原本晴朗无风的天空,不知从哪儿飘来一团团铅灰色的乌云,低低地压在江面上。已经平缓了许久的松花江,毫无征兆地开始翻涌,不是风吹的,是水底自己往上拱,涌起一个又一个浑浊的大浪,狠狠拍打着堤岸。江心位置,隐隐出现了一个旋转的黑色漩涡,不大,但看着就让人心头发怵。
紧接着,更恐怖的事情发生了。浑浊的江水竟然开始漫过堤坝!虽然只是浅浅一层,但要知道,现在不是汛期,水位离堤顶还差着老大一截呢!漫上来的江水没有四处流淌,而是像有生命一样,扭动着,汇聚着,形成一股股细流,绕过房屋,避开道路,目标明确地朝着一个方向涌去——村后的祖坟地!
村里炸了锅,哭喊声、惊呼声响成一片。男人们抄起铁锹麻袋往堤坝上冲,女人们抱着孩子往高处躲。我爹站在自家院门口,脸色白得像纸,死死盯着那股诡异的“水流”去向。
我跟着人群跑到祖坟地附近,眼前的一幕让我头皮发麻。
祖坟地地势稍高,平时干燥,此刻却被一层薄薄的、混着泥沙的江水浸透了。更骇人的是,在坟地边缘,靠近江边的位置,散落着几十条大小不一的死鱼死虾,还有几只翻着白肚皮的蛤蟆。它们全都肚皮朝上,眼睛瞪得圆鼓鼓的,像是死前看到了极恐怖的东西。而这些鱼虾蛤蟆的尸体,并非杂乱无章,而是首尾相连,围绕着我太爷那座衣冠冢,摆成了一个极其规整的、直径约一丈的圆圈!
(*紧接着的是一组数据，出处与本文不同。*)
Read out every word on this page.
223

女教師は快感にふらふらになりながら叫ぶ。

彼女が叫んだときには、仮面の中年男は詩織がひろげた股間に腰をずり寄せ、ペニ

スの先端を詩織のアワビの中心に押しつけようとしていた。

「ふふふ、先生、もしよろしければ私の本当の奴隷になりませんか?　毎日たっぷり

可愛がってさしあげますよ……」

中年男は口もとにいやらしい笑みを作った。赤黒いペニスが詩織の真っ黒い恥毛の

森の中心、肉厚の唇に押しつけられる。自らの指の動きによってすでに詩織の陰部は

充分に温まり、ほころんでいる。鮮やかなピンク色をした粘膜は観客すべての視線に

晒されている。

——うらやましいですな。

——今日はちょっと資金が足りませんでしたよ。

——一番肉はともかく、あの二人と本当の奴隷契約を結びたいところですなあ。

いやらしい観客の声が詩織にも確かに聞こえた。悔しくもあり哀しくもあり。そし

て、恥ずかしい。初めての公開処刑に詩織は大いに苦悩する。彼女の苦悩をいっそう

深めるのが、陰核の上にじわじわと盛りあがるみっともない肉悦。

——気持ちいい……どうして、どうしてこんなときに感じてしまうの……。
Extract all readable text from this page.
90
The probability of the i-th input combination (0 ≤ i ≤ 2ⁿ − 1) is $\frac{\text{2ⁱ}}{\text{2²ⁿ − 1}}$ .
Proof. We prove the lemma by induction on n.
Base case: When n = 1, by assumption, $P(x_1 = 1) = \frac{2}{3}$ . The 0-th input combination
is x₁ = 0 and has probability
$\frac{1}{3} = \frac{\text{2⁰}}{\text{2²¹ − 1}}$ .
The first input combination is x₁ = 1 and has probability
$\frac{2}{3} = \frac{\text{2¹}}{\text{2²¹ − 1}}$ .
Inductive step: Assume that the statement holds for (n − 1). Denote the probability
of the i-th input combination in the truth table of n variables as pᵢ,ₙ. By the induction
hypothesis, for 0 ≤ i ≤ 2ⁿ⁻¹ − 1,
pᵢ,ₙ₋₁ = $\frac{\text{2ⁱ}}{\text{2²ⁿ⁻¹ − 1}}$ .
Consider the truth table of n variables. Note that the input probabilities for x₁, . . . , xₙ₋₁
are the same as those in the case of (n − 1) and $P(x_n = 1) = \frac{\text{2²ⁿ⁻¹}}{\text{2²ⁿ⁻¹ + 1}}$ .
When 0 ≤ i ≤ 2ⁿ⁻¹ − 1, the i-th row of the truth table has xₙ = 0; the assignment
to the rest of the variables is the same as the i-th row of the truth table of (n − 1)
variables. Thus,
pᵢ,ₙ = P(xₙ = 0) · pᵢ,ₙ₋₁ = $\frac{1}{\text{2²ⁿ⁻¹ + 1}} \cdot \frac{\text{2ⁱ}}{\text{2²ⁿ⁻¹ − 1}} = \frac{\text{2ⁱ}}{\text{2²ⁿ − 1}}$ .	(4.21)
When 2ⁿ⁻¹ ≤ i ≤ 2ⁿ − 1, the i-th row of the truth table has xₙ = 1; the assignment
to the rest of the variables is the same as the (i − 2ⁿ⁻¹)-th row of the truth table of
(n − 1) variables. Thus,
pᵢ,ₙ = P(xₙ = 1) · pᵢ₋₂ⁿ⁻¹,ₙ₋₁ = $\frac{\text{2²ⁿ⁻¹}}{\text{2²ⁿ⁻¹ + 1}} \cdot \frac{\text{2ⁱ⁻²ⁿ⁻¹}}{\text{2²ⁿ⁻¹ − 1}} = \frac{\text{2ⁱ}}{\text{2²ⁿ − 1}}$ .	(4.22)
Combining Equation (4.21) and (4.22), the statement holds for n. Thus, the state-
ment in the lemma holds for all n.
圆圈中央,太爷的坟头被江水打湿了一片,颜色深暗,像一块丑陋的疮疤。
“镇河……镇河老祖宗显灵了?还是……那东西……要出来了?”有老人跪在地上,冲着江边磕头,声音颤抖。
恐慌达到了顶点。村长,一个五十多岁、平时还算稳重的汉子,此刻也完全乱了方寸。他让人把祖坟地的鱼虾清理掉(没人敢动那个圆圈的形状,只把尸体捡走),又组织青壮年拼命加固堤坝,可那江水像有使不完的劲儿,这边堵住,那边又漫上来,虽然量不大,但那股“执着”的劲儿,比滔天洪水更让人心底发寒。
捱到后半夜,江水才慢慢退去,恢复了表面的平静,但江心那个黑涡还在缓缓旋转。
村长一脚深一脚浅地踩着泥泞,敲响了我家的门。他身后跟着老支书和几个族老,个个面色凝重。
门开了,我爹站在门里,似乎早就料到他们会来。
村长没废话,直接噗通一声跪在门槛外,泥水溅了一身:“大侄子!李老大!你得救救黑鱼泡啊!六十年的轮回到了!那东西……那东西要出来了!它这是在示威,在找……在找太爷的棺材啊!”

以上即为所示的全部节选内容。